Ce royaume, œuvre de circonstance, de méfiance et de rancune, hydre à deux têtes, préposée par le congrès de Vienne à la garde d’une ceinture de places fortes élevées à nos dépens et de nos dépouilles, — produit hybride d’un accouplement contre nature entre 2 millions de Hollandais protestans et 4 millions de Belges catholiques, — plus divisés encore d’instincts et de mœurs que de croyance et de langage, — ce royaume avait été dès l’origine en travail de dissolution, et l’incompatibilité d’humeur touchait à son paroxysme, lorsque vint à sonner chez nous le tocsin de Juillet. Le moyen qu’une majorité numérique de plus du double, traitée en vraie servante, dominée et tracassée par une minorité maîtresse du roi, de la cour, des emplois, des impôts et de la force armée, ne répondit point à cet appel ! Une soirée, un air d’opéra fort en vogue alors et le chant en pleine rue de la Parisienne à grands carillons, en firent l’affaire d’un tour de main, mais non toutefois sans conflit et sans quelque effusion de sang.
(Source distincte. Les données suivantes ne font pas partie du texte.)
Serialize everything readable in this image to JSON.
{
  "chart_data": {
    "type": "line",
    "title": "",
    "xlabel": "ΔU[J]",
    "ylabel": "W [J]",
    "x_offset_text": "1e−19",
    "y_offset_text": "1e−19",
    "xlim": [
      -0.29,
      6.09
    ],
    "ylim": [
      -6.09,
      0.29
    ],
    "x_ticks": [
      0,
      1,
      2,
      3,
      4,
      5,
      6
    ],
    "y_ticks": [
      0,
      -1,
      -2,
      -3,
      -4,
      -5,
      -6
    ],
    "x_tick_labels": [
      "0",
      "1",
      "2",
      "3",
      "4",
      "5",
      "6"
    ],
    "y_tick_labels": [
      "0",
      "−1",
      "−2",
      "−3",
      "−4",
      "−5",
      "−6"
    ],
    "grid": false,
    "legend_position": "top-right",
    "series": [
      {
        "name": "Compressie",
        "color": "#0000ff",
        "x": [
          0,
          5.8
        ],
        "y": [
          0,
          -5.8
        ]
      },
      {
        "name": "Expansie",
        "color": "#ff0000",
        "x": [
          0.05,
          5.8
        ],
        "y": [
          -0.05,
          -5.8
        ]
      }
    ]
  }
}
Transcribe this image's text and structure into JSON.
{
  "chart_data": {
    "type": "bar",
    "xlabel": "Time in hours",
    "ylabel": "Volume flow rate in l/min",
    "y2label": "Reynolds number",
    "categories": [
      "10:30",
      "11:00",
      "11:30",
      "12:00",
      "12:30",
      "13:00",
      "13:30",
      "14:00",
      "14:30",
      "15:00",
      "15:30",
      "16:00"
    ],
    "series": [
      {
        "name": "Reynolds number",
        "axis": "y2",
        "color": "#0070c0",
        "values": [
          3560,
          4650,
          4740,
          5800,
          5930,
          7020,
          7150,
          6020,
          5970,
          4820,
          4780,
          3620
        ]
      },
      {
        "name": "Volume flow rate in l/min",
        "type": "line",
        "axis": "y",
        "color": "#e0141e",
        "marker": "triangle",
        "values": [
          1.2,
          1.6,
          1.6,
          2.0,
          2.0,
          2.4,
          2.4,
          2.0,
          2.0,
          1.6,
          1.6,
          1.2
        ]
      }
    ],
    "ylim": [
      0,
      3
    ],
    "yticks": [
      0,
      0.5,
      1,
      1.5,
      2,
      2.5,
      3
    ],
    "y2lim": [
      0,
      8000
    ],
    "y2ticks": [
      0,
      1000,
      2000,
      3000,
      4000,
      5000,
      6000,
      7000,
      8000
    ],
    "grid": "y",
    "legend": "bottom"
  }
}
Je m’en tiendrai là sur le fait lui-même, sur sa cause et son origine. Je ne m’arrêterai point à rappeler les divers incidens de cette lutte entre le roi des Pays-Bas et ses pauvres nouveaux sujets ; à caractériser le mélange de supercherie et de violence qui les soumit, pendant quinze ans, aux conditions d’un pacte numériquement rejeté, moralement oppressif, à relever, pierre à pierre, les querelles incessantes en religion, en politique, en finances, en économie sociale, qui ne pouvaient guère manquer de naître et de renaître à chaque instant d’une union ou plutôt d’un amalgame formé sous de si fâcheux auspices. Je ne m’arrêterai pas davantage à raconter la révolution de Bruxelles, calquée autant que possible sur la nôtre : attroupemens spontanés ; impuissant emploi de la force armée, barricades coup sur coup, puis des négociations tout au plus sincères, puis des concessions tardives, puis enfin le soulèvement gagnant comme une traînée de poudre, de proche en proche, de rue en rue, de ville en ville. Je ne m’arrêterai qu’aux conséquences immédiates de l’événement, et au surcroît de difficultés qu’il faisait pleuvoir sur nous dans un moment où, Dieu merci, nous en avions de reste.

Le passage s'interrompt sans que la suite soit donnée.